ブラザーキンブルとスミス家の奥様は、居間で話し中だ。
スミス家の奥様は、酷く疲れている顔をしていた。
「何だか、深刻そうな雰囲気だな。」
ソニーは、心配そうな言葉とは裏腹に顔を綻ばせてミートパイを食べている。
修道院では、肉料理は出ない。
ただ、食べては駄目とはされていない、特別な時の特別な料理だった。
「お前達、重いけど帰りに葡萄を持っていきな。奥様から用意しとくように言われたからね。……先にちょっと食べて行くなら裏の貯蔵庫にあるから、一房持ってきな。」
台所を任されているサマンサおばさんに言われるとソニーとマックスは、急いで勝手口から出て行った。
「今日は、子供だけじゃなく、修道士が来てる。あの俗世から修道院に入った変わり者だ。」
男の声に、ソニーとマックスはびっくりしたが、二人共、ミートパイを口いっぱいに放り込んで来たので叫ぶ事無く建物の陰に隠れられた。
「お祖母様ったら、何を話しているのかしら。まさか私達の事、気が付いたんじゃないかしら?」
二人の声は知っていた。奥様の孫達だ。
「気が付くもんか、もうすぐ、みんなが集結する。俺達がリシャール王の時代を終わらせるんだ。そしたら俺はあの人の側近、お前は、あの人の息子の嫁だ。こんな田舎さっさと出て行ける。……しかし、昨日の夜には、同士達が来る予定だったのに、まだ着かないのか!」
女は、ベラベラと大きな声で話すなと怒りながら、ソニーとマックスが隠れている場所から遠ざかって行く。

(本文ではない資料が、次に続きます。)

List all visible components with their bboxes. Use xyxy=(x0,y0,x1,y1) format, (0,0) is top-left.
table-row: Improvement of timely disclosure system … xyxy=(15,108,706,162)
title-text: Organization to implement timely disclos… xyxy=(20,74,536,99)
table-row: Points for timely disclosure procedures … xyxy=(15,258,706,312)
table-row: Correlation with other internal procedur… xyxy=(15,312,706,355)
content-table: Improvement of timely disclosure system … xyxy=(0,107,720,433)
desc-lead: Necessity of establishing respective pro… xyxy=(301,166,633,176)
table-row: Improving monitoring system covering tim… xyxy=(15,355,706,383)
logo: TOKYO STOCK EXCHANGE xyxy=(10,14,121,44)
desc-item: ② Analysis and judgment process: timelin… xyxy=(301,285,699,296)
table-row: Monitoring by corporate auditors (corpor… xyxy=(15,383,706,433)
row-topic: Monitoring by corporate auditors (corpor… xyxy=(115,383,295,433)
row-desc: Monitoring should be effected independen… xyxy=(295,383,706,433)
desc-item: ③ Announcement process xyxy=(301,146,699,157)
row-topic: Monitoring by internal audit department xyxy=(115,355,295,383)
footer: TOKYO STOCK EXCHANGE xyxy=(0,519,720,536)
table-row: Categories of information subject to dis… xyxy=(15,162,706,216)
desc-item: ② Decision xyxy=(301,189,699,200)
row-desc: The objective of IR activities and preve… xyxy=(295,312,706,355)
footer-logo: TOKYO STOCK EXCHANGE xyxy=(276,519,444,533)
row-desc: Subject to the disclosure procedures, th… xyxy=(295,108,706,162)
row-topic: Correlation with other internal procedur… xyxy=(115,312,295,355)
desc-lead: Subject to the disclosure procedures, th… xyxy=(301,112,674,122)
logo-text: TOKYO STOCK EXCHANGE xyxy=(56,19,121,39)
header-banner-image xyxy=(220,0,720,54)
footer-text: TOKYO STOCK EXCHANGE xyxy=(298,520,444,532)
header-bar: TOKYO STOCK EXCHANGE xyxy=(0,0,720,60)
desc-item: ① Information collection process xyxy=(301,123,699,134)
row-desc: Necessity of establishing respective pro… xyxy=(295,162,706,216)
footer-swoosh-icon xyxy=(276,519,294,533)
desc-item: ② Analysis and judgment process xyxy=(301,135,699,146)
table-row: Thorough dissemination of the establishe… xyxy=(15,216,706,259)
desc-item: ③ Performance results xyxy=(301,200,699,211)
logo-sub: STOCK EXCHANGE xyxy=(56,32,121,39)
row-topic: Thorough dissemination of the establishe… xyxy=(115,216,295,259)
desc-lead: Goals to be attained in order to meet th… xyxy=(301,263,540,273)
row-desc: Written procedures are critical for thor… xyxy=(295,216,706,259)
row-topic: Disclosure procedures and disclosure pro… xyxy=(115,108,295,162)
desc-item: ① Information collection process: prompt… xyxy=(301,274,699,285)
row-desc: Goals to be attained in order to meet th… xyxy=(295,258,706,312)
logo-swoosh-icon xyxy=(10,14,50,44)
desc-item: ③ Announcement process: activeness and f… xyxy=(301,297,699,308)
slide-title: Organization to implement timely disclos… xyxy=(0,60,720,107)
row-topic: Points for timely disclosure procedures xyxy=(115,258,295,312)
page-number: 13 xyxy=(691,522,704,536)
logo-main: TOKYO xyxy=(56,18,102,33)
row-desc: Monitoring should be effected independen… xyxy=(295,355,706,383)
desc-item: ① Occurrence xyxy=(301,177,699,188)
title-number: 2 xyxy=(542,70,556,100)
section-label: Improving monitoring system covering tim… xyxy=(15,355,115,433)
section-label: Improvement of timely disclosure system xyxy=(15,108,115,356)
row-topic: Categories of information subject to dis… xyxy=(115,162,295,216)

男もまた謝りながら、女の後を追って、二人は見えなくなった。
ソニーとマックスは、やっと葡萄を取りに行けると静かに貯蔵庫に入った。
帰り道、ブラザーキンブルは、スミス家の奥様の話しを考えながら歩いていた。
「ふたり共、ここからなら先に修道院に戻れるな?私は、ちょっとスミス家の奥様に頼まれた用があるから町に寄っていく。」
ソニーとマックスは、お腹がいっぱいなので満足そうに頷いた。
「スミス家の奥様の用って何だろうね。」
ソニーは、葡萄が入った籠を抱えながら、ブラザーキンブルの事を考えた。
「ブラザーキンブルとスミス家の奥様のことは、ブラザーカーチスには言わないほうがいいね。また、素っ頓狂な声をあげるぞ。」
二人は、ブラザーカーチスの素っ頓狂な声を真似して大笑いした。
「でも、何であんな声を出したのかな?スミス家の奥様と、仲良く話しているのを見て、誰かがブラザーキンブルは、沢山の女を知っているって言っただけなのに。」
ソニーが、不思議そうに呟く。
「僕も沢山女の人を知っているよ。」
マックスが、手を広げた。
「僕だって知っているさ!宿泊施設にいる女の人は、みんな知っている。」
ソニーも負けじと手を広げた。
「男の人を知っていると言っても、素っ頓狂な声を出すのかな?」
ソニーとマックスは、またブラザーカーチスの素っ頓狂な声を真似して大笑いしていた。
二人は、スミス家の貯蔵庫の前の孫達の会話をすっかり忘れていた。